Au fond, c’est un partenariat entre secteurs public et privé extrêmement fructueux faisant intervenir l’Etat, les cantons, les entreprises et les associations professionnelles. Mais l’apport des associations a longtemps été sous-estimé, alors qu’elles forment un pilier essentiel parce qu’elles influencent considérablement les profils des professions. En d’autres termes: ce sont toujours les professionnel-le-s des entreprises qui (re) définissent les contenus professionnels à enseigner dans le cadre de l’apprentissage – et ce sont justement ces contenus qui permettent d’adapter continuellement les profils des professions pour suivre l’évolution des réalités économiques. Or, dans bon nombre de pays, ces associations professionnelles n’existent tout simplement pas.

Fin 2016, la Société suisse des employés de commerce annonçait que la numérisation pourrait menacer jusqu’à 100’000 postes. Quelle doit être la réaction de la formation professionnelle?
Je vois plutôt le passage au numérique comme une grande chance, parce qu’il n’y a guère d’autres pays qui bénéficient de conditions de départ aussi bonnes pour y faire face: nous formons déjà aujourd’hui des professionnel-le-s capables de relever le défi de la numérisation, comme des informaticien-ne-s ou des médiamaticien-ne-s. De plus, nous disposons d’infrastructures remarquables. Pour ce qui est de l’adaptation du marché du travail, nous sommes au bénéfice d’une longue expérience, de plusieurs dizaines d’années, puisque notre économie évolue, depuis le milieu du 19e siècle, dans un mouvement constant d’adaptation structurelle.

N’y a-t-il donc plus rien à faire?
Si, bien sûr. Il nous faut davantage orienter la formation professionnelle vers les échanges internationaux. Dans notre entreprise, par exemple, les deux apprenti-e-s ayant le mieux réussi en polymécanique ont l’occasion, au terme de leur apprentissage, de travailler six mois dans notre usine en Inde. D’autres entreprises offrent déjà la possibilité de partir à l’étranger durant l’apprentissage. Dans le canton de Zoug, un projet pilote est en cours pour permettre à des jeunes d’accomplir l’intégralité de leur apprentissage de commerce en anglais.

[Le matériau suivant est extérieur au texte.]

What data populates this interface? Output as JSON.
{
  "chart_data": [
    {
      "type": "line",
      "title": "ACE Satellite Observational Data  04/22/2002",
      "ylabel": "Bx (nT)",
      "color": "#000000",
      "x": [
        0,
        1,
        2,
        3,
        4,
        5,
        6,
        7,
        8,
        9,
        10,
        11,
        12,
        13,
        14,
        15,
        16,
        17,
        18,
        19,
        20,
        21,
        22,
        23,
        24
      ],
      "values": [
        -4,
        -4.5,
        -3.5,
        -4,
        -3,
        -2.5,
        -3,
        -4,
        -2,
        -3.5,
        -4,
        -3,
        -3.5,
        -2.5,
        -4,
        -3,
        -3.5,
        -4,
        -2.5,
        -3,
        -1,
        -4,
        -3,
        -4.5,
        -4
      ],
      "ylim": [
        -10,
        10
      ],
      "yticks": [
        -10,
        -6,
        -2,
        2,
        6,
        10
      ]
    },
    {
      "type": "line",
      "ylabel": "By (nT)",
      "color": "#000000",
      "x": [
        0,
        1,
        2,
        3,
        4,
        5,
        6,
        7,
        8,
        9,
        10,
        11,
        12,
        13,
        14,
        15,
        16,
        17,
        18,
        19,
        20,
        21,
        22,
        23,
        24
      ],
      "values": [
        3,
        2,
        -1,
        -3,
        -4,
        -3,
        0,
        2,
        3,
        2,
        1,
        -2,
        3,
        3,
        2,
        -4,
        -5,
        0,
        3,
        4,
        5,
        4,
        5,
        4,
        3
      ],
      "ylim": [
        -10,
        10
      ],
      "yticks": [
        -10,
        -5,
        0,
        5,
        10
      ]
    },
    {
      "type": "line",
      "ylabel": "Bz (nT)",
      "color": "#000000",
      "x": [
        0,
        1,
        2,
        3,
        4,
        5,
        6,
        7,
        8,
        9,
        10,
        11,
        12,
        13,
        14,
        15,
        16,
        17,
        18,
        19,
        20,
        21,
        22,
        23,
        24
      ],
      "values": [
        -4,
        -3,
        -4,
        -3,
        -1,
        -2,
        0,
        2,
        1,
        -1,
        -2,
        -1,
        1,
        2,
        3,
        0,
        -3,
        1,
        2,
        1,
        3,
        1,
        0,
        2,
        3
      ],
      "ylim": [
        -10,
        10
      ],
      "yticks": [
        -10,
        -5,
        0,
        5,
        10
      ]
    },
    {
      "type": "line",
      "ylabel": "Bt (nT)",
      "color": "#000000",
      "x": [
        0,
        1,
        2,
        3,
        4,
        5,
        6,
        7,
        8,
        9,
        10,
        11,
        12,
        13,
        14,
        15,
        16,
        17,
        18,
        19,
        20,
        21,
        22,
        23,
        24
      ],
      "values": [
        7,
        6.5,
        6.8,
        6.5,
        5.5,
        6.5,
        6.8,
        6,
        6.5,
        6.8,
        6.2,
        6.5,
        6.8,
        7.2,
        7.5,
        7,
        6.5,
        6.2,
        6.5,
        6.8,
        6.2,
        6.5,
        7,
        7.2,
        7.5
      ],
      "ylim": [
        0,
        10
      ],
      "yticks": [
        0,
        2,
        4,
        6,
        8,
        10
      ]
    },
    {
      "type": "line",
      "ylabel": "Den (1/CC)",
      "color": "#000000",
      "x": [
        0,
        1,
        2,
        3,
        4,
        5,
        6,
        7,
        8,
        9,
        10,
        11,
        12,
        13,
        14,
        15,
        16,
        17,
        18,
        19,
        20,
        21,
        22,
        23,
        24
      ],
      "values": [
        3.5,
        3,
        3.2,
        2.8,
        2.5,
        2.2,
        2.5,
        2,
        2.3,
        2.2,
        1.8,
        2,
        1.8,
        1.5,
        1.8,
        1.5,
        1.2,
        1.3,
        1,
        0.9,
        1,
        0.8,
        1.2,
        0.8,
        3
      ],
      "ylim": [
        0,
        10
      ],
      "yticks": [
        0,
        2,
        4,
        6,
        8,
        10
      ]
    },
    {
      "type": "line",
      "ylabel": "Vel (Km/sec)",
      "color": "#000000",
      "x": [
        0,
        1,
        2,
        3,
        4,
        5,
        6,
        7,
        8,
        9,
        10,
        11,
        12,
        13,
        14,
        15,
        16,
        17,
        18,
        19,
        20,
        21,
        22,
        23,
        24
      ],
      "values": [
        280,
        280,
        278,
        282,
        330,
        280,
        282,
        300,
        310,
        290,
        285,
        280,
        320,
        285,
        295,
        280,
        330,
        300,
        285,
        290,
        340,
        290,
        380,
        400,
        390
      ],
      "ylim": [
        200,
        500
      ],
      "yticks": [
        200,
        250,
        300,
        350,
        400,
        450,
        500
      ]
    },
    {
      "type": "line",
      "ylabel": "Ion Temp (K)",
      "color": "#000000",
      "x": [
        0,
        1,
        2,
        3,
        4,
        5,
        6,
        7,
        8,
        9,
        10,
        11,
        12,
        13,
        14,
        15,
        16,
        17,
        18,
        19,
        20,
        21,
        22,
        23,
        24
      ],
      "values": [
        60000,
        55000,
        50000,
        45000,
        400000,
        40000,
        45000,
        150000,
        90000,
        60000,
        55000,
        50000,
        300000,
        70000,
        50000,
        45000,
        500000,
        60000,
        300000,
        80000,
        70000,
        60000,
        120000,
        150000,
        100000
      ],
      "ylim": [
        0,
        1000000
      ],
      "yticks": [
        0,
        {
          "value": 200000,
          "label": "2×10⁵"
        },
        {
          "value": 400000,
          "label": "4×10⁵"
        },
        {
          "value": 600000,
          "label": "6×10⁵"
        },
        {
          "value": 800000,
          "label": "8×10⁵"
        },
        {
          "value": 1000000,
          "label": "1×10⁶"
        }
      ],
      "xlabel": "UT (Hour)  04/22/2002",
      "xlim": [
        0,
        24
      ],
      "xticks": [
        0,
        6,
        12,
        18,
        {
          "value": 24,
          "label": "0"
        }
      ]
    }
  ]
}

Par ailleurs, nous devons aussi attirer l’attention des parents sur le fait que les apprentissages offrent d’excellentes perspectives à leurs enfants. Aujourd’hui, il y a toujours plus de jeunes qui se pressent pour entrer au gymnase, ce qui a pour effet, d’une part, de diluer notre formation universitaire et, de l’autre, d’entraîner une pénurie de jeunes au niveau des apprentissages plus exigeants. Les deux voies de formation doivent développer leurs points forts. Pour ce faire, il faut une harmonisation des conditions d’admission au gymnase et des critères pour l’obtention de la maturité. Mais fondamentalement, je ne m’inquiète pas pour la qualité de la formation professionnelle. Notre système est constamment en train de s’adapter à des contextes nouveaux. De plus, nous sommes tournés vers l’avenir: l’élaboration des lignes directrices pour la formation professionnelle 2030 est en bonne voie.

Selon de nombreuses prévisions, le manque de main d’œuvre ne cessera de s’accentuer en Suisse. La formation professionnelle peut-elle faire quelque chose pour y remédier?
Elle fait déjà vraiment beaucoup! La Suisse sera toujours tributaire de l’immigration, ne serait-ce que pour des raisons démographiques – sans immigration, la pénurie de main-d’œuvre qualifiée ne fait que s’exacerber davantage. La formation professionnelle apporte depuis des dizaines d’années une énorme contribution en termes d’intégration: au travers du travail, nous parvenons à intégrer dans la société un grand nombre de jeunes issu-e-s de la migration. Et d’après mon expérience, les parents d’origine étrangère se montrent souvent plus coopératifs, en cas de problèmes avec une personne en formation, que les parents d’origine helvétique.

L’entretien avec Valentin Vogt a été publié dans la revue «skilled» de l’Institut fédéral des hautes études en formation professionnelle.